Reviewed by Richard Lane
September 2010
Joanna Murray-Smith is possibly more famous than Australian theatrical treasure David Williamson. The acerbic critic Alison Croggan certainly thinks she is funnier.
The Female Of The Species is more than just a comedy-it is a farce cum satire which pokes fun at the post pop-feminism revolution .
Famous women’s feminist author Margot Mason has written a string of best sellers including her seminal work, The Cerebral Vagina. She is visited by ex student Molly Rivers whose mother gave her away as a baby so she would not be caught up in the “drudgery” of motherhood. Molly had herself sterilised so she could not become a mother.Molly produces a gun, handcuffs Mason to her desk and threatens to shoot her for twisting her mother’s mind so much with her feminist tracts, that she committed suicide while holding a copy of The Cerebral Vagina. The plot is based on an incident when iconoclastic feminist author Germaine Greer was held to ransom, handcuffed and threatened with being shot in her own home by a gun- toting deranged former student.
Eric Strauts’ production is stylish, witty, fast-paced and hilariously funny.
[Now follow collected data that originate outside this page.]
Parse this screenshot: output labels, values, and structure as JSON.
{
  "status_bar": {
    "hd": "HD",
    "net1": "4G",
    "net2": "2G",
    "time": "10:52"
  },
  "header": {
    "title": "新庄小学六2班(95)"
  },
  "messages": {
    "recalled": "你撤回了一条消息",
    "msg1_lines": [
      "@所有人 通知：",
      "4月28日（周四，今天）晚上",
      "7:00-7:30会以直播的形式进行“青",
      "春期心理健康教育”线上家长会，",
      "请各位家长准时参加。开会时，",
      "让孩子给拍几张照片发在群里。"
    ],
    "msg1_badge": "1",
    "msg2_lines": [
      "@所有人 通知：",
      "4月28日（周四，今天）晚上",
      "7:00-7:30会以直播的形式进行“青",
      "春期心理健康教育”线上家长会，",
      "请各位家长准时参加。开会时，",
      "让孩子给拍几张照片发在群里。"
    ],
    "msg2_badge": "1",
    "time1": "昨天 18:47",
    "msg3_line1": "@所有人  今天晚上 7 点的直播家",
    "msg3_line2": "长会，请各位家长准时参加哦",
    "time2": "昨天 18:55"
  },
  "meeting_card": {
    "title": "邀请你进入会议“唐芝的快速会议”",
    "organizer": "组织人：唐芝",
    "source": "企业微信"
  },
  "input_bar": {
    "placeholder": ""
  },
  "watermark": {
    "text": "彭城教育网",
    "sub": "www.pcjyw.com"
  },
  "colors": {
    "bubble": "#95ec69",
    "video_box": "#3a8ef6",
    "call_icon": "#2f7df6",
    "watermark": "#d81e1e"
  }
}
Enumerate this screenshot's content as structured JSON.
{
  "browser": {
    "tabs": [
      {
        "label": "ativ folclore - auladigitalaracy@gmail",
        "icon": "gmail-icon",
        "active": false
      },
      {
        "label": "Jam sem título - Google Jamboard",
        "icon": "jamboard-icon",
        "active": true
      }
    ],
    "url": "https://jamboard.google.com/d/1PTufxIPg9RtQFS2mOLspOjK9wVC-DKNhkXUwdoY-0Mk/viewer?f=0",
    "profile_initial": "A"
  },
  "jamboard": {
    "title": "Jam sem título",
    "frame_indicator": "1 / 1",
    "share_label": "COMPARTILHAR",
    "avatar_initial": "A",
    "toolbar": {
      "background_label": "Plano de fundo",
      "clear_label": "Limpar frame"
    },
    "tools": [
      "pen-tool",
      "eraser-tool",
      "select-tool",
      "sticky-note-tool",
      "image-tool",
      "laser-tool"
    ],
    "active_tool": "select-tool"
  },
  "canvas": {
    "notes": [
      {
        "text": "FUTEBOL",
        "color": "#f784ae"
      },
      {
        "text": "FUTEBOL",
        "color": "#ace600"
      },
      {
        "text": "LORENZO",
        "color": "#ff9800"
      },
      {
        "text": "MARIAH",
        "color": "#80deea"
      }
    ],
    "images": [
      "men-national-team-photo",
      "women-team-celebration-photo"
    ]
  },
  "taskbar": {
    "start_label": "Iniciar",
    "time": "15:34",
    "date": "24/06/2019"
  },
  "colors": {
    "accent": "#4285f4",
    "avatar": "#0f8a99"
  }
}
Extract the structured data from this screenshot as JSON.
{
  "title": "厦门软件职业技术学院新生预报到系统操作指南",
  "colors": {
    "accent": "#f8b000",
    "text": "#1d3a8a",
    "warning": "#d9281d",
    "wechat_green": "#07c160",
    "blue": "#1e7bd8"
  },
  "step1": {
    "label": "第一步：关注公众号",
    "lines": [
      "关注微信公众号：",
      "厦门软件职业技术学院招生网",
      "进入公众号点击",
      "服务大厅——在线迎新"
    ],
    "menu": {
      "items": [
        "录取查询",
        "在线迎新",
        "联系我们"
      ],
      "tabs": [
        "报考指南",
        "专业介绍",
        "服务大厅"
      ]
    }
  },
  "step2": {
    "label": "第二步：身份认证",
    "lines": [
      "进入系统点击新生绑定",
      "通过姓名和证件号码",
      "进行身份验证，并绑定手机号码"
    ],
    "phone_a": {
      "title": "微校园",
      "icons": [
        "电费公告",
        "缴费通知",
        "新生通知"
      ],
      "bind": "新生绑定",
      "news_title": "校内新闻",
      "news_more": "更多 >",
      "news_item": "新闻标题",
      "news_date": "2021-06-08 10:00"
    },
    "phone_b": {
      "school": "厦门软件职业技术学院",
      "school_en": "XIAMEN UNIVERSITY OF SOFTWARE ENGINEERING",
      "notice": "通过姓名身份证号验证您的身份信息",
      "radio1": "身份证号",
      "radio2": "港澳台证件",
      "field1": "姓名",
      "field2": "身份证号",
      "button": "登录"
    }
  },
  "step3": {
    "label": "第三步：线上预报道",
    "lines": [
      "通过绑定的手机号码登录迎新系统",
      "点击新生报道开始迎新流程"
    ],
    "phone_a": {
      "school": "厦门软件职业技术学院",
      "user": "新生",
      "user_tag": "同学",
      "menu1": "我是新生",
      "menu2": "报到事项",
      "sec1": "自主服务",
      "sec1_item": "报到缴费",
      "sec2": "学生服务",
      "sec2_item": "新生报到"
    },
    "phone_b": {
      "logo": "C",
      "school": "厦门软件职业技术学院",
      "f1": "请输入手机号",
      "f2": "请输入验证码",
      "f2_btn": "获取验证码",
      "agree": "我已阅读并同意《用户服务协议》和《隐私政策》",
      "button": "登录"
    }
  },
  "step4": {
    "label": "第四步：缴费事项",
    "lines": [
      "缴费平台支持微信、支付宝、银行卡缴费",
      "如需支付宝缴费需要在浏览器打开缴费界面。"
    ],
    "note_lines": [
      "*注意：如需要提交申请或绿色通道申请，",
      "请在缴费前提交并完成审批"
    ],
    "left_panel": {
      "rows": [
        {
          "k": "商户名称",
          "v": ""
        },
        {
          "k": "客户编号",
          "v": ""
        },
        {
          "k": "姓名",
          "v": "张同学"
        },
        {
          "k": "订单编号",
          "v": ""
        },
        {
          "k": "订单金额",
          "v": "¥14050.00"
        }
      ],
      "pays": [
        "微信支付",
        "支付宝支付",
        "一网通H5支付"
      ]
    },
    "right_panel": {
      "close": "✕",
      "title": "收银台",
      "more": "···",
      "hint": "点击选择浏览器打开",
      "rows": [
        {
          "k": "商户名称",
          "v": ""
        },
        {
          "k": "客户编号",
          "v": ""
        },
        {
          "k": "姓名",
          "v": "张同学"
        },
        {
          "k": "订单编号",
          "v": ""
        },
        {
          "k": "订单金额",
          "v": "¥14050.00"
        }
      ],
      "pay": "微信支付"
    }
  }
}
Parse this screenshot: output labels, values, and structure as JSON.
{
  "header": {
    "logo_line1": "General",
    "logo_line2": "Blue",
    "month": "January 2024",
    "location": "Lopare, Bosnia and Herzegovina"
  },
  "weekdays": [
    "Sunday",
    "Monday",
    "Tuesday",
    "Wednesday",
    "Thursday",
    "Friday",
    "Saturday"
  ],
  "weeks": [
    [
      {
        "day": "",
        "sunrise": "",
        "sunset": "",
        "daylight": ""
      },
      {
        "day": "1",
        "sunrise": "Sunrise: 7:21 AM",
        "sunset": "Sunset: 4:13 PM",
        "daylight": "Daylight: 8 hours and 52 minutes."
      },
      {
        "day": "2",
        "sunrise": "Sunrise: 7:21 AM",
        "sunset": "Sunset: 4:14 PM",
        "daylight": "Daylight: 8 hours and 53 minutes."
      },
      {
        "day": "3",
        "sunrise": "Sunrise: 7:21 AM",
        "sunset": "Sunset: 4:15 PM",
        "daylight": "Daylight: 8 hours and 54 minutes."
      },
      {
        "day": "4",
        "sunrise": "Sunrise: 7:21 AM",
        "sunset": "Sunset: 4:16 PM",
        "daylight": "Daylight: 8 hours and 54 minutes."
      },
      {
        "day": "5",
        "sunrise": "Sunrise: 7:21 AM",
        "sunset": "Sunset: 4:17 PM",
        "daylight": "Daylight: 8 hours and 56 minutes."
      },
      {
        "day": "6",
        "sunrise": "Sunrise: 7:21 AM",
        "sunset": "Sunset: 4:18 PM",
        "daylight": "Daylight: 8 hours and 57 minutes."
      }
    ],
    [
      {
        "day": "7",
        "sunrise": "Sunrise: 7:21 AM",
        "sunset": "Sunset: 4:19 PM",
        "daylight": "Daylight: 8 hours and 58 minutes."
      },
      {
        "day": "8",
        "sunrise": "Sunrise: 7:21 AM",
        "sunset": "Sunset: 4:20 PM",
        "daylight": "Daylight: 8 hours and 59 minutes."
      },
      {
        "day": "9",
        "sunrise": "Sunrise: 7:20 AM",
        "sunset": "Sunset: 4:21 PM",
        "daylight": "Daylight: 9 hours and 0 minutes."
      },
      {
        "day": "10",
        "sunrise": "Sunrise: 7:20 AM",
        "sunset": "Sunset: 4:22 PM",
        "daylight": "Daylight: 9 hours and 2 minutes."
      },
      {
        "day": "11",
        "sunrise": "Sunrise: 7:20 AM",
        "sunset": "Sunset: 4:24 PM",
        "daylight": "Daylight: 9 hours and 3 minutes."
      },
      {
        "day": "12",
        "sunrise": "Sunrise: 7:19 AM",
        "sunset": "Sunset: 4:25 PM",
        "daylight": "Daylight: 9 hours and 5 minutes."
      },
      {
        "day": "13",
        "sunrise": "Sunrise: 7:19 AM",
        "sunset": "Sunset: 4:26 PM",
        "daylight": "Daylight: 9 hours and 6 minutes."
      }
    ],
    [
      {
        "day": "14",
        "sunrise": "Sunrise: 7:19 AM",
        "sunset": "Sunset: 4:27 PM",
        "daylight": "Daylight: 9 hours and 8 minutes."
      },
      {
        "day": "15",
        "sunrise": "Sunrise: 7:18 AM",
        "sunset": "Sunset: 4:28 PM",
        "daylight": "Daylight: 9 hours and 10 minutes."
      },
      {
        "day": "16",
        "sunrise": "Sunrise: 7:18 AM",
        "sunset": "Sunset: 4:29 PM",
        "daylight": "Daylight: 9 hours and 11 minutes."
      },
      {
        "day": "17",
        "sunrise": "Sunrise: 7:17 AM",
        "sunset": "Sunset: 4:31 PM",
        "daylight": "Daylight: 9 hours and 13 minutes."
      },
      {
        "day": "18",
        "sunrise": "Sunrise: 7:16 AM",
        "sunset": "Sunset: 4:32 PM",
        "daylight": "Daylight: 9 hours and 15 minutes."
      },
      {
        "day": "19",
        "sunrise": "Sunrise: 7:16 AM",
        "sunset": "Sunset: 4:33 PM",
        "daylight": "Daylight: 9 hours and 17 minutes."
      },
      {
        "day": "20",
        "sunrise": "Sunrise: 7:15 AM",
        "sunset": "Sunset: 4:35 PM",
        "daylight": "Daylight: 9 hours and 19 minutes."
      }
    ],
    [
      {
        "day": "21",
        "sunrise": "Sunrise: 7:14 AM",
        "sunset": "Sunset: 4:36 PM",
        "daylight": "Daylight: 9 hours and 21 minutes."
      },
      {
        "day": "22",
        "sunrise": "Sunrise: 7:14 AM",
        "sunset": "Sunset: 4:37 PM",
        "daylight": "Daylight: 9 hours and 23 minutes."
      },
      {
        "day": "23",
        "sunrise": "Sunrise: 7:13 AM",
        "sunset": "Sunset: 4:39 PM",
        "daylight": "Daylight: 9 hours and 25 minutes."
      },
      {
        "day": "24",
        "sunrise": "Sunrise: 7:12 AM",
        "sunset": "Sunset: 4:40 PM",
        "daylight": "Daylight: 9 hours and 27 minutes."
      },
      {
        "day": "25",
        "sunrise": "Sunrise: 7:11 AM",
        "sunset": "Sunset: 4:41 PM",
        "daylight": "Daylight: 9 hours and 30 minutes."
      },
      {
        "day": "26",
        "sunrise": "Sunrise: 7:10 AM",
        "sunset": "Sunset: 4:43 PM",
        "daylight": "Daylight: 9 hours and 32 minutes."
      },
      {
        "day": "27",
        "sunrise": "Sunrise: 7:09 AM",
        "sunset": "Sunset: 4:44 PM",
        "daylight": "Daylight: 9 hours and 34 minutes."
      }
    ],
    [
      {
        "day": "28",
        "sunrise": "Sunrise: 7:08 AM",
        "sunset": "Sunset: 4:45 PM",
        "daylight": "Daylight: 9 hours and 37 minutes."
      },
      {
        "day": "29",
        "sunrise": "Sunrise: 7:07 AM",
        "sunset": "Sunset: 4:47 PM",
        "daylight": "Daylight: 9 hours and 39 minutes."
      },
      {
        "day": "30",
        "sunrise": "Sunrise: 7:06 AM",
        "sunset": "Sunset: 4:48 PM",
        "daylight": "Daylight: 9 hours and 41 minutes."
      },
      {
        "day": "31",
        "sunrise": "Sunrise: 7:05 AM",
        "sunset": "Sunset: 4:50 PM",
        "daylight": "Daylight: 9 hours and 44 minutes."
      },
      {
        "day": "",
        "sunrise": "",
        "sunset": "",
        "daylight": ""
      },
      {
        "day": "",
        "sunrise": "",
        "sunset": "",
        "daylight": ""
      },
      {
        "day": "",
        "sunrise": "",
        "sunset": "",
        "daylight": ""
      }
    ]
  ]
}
The women need something to play off so the three men who arrive singly through the doors, wet husband Bryan, macho taxi driver Frank and Mason’s gay publisher Theo are stereotypes, and the women have a field day. Strauts’ clever direction makes the most of the comic lines which come thick and fast.
The delightful set designed by Denis Noble is elegant and entirely appropriate for this production as is the lighting by Richard Parkhill. The ensemble cast is uniformly terrific, with Gayle Hammond flamboyant and funny as Margot Mason, Eleanor Stankiewicz excellent as the fruitcake Molly, and Alicia Zorkovicz’s (Mason’s daughter Tess) comic timing is spot on. As Tess’ husband Bryan, Steve Marvanek is suitably dopey and when spouting a bit of woman- worship, Bryan has the best comic line in the play when he says of wife Tess, “I always mounted you on a pedestal.” Constantino Dias Mendes as cabbie Frank is overtly “blokey” and Denis Noble plays the in –your- face gay publisher Theo with relish.
This play is not really about feminism but this production of it is certainly about entertainment.